Quoting one paragraph of the complaint (Doc. 1 at ¶ 36, which alleges that the parties agreed to Routematch's delivery of functioning software no later than November 2013), Routematch argues that the contract contains no express deadline for Routematch's performance. The contract (Doc. 2 at 12) appears not to include a November 2013 deadline or another unambiguous deadline for performance. But the city alleges that Routematch failed to provide a functioning product after years of delay. (Doc. 1 at ¶ 42-43) If a contract specifies no time for performance, Florida law "impl[ies] a reasonable time." Denson v. Stack, 997 F.2d 1356, 1361 (11th Cir. 1993). Based on the allegations that Routematch failed to provide a functioning product after several years, the city states a claim for breach of contract.

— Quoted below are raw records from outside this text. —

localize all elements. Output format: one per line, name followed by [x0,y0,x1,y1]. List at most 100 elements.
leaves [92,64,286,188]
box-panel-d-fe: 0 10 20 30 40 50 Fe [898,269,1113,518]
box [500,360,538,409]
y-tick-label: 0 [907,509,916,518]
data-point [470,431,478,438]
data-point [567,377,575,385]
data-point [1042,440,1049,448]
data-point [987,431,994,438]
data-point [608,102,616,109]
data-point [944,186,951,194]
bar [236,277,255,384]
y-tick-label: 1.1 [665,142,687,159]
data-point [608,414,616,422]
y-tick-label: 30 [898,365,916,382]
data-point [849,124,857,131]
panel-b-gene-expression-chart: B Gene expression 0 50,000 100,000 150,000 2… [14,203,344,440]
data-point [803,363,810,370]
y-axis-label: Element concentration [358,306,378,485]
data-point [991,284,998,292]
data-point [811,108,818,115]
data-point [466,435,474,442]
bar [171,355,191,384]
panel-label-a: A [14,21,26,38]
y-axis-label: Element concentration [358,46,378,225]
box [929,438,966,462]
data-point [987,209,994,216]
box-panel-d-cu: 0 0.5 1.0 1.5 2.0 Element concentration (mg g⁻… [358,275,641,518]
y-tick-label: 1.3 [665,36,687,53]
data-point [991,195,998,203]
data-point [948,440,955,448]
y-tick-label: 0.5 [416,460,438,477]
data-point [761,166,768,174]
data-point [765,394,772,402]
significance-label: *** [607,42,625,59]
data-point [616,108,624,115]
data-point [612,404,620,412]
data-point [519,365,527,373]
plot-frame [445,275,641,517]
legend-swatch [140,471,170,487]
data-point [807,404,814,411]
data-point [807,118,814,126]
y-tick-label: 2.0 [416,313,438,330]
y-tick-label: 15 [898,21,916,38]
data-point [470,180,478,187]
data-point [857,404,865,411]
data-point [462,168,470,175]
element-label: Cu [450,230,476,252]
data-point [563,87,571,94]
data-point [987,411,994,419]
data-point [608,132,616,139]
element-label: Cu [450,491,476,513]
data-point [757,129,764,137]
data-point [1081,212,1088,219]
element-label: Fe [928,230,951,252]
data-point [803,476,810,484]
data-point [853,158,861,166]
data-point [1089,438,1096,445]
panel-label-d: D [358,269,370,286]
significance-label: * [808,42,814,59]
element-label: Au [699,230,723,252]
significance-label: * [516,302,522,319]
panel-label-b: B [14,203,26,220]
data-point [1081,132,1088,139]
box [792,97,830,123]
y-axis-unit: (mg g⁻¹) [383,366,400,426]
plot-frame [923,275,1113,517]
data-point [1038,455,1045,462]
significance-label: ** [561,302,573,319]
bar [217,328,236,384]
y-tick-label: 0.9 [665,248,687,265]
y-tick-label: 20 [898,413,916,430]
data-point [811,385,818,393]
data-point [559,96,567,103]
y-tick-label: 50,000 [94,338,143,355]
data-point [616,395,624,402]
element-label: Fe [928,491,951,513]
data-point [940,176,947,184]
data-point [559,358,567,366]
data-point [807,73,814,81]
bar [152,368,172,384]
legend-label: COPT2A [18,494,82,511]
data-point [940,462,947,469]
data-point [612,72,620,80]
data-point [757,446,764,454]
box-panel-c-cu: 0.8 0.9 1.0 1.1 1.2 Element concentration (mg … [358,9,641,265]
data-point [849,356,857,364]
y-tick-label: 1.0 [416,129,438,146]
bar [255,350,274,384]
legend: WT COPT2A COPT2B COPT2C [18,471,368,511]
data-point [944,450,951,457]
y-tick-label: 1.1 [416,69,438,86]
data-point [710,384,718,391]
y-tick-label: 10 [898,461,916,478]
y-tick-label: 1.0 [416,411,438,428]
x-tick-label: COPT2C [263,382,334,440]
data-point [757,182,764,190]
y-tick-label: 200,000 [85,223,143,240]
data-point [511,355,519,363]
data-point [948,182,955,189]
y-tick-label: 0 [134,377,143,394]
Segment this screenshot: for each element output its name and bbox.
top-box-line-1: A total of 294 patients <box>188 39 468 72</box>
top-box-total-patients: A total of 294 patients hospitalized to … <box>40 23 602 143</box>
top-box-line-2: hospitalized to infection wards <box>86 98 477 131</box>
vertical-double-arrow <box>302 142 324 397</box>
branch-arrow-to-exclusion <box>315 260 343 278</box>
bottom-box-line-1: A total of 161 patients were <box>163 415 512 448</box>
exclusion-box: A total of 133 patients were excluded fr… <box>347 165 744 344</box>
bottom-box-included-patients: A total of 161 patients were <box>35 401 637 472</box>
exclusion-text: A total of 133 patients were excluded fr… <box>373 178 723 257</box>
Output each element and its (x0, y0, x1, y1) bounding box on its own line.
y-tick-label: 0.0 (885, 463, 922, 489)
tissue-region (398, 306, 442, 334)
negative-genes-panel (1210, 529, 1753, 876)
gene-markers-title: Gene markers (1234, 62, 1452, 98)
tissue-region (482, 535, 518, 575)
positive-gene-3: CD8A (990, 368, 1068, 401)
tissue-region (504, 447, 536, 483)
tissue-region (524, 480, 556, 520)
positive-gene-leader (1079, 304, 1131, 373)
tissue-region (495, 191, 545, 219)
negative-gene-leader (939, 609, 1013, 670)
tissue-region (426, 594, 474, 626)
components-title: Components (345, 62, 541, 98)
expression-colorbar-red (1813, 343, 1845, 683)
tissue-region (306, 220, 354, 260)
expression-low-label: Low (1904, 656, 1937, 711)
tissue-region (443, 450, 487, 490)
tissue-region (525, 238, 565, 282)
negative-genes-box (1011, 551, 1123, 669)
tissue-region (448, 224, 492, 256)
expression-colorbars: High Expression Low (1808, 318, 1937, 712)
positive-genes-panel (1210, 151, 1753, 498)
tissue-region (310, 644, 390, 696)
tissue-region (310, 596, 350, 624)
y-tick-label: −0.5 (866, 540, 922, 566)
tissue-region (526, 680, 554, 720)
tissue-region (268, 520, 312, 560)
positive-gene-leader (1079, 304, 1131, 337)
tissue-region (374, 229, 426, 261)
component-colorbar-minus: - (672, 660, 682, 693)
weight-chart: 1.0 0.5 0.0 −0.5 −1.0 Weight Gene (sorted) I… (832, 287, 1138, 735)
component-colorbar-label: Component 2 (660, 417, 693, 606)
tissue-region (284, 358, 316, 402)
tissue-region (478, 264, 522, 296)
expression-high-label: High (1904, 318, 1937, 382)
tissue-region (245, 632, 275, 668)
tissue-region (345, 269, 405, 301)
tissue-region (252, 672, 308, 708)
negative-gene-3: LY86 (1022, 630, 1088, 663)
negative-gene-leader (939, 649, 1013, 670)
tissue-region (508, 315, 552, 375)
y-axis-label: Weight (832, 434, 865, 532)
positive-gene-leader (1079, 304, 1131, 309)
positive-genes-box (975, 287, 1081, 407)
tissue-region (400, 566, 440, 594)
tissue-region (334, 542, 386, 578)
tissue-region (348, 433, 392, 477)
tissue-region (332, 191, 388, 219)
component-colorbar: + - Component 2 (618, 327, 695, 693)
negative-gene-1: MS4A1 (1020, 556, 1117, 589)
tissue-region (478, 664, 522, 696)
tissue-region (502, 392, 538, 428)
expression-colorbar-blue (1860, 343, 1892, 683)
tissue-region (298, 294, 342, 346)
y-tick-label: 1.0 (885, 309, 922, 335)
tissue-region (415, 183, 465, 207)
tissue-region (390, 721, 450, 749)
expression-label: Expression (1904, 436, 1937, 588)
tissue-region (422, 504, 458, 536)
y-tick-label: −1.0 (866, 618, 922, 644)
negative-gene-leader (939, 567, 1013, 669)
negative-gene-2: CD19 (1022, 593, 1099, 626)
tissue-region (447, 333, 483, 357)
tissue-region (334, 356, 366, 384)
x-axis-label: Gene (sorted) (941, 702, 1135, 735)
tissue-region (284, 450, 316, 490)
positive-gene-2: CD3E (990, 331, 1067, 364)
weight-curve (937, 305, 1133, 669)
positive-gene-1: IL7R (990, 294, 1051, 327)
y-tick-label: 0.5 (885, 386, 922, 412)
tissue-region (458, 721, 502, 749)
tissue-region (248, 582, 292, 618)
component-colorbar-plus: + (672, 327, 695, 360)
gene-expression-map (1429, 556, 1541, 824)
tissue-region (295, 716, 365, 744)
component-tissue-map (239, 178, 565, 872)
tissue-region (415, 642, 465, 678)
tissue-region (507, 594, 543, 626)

Routematch argues that the contract disclaims a warranty of fitness and a warranty of merchantability and that the city agreed to accept the software "as is." (Doc. 12 at 8) But Routematch mischievously omits the text that precedes the disclaimer, which states: "Except as provided in Section 4(a) through (c) of this Exhibit A . . ." (Doc. 2 at 27) In Section 4(a), Routematch warrantied that the software "will substantially conform in all material respects to the specifications and requirements set forth in the Agreement and all Exhibits thereto." (Doc. 2 at 27) In other words, the contract appears to refute Routematch's claim that Routematch disclaimed a warranty of fitness and a warranty of merchantability.
Also, Routematch argues that the city fails to allege a breach of warranty. (Doc. 12 at 8) In fact, the city alleges that Routematch failed to provide functional routing software that met the city's requirements. If true, those allegations show a breach of warranty.
Additionally, Routematch argues that the city failed to provide Routematch with the "required statutory notice." (Doc. 12 at 8) Routematch fails to identify the statute that purportedly requires notice, but Routematch appears to contemplate a UCC provision (perhaps Section 627.607(3)(a), Florida Statutes). In any event, the city alleges "properly advis[ing]" Routematch of the software's inadequacy and of the city's consequent revocation of acceptance. (Doc. 1 at ¶ 52) In sum, the city states a claim for breach of warranty.
Finally, Routematch attempts to invoke Rule 9(b) and argues that the city fails to plead with particularity a FDUTPA violation. (Doc. 12 at 5) As explained in Section II of this order, fraud denotes a misrepresentation of a material fact intended to induce and that induces reliance. If a FDUTPA claim depends on a misrepresentation intended to induce and that induces reliance, the weight of authority requires the plaintiff to plead the claim with particularity, but in this instance count five omits an allegation of an intentional misrepresentation, an omission that compels applying Rule 8(a)'s requirement of a "short and plain statement" showing the plaintiff's right to relief. The count, which alleges that the city suffered damages after Routematch misrepresented the capability and availability of the routing software, states a claim under FDUTPA.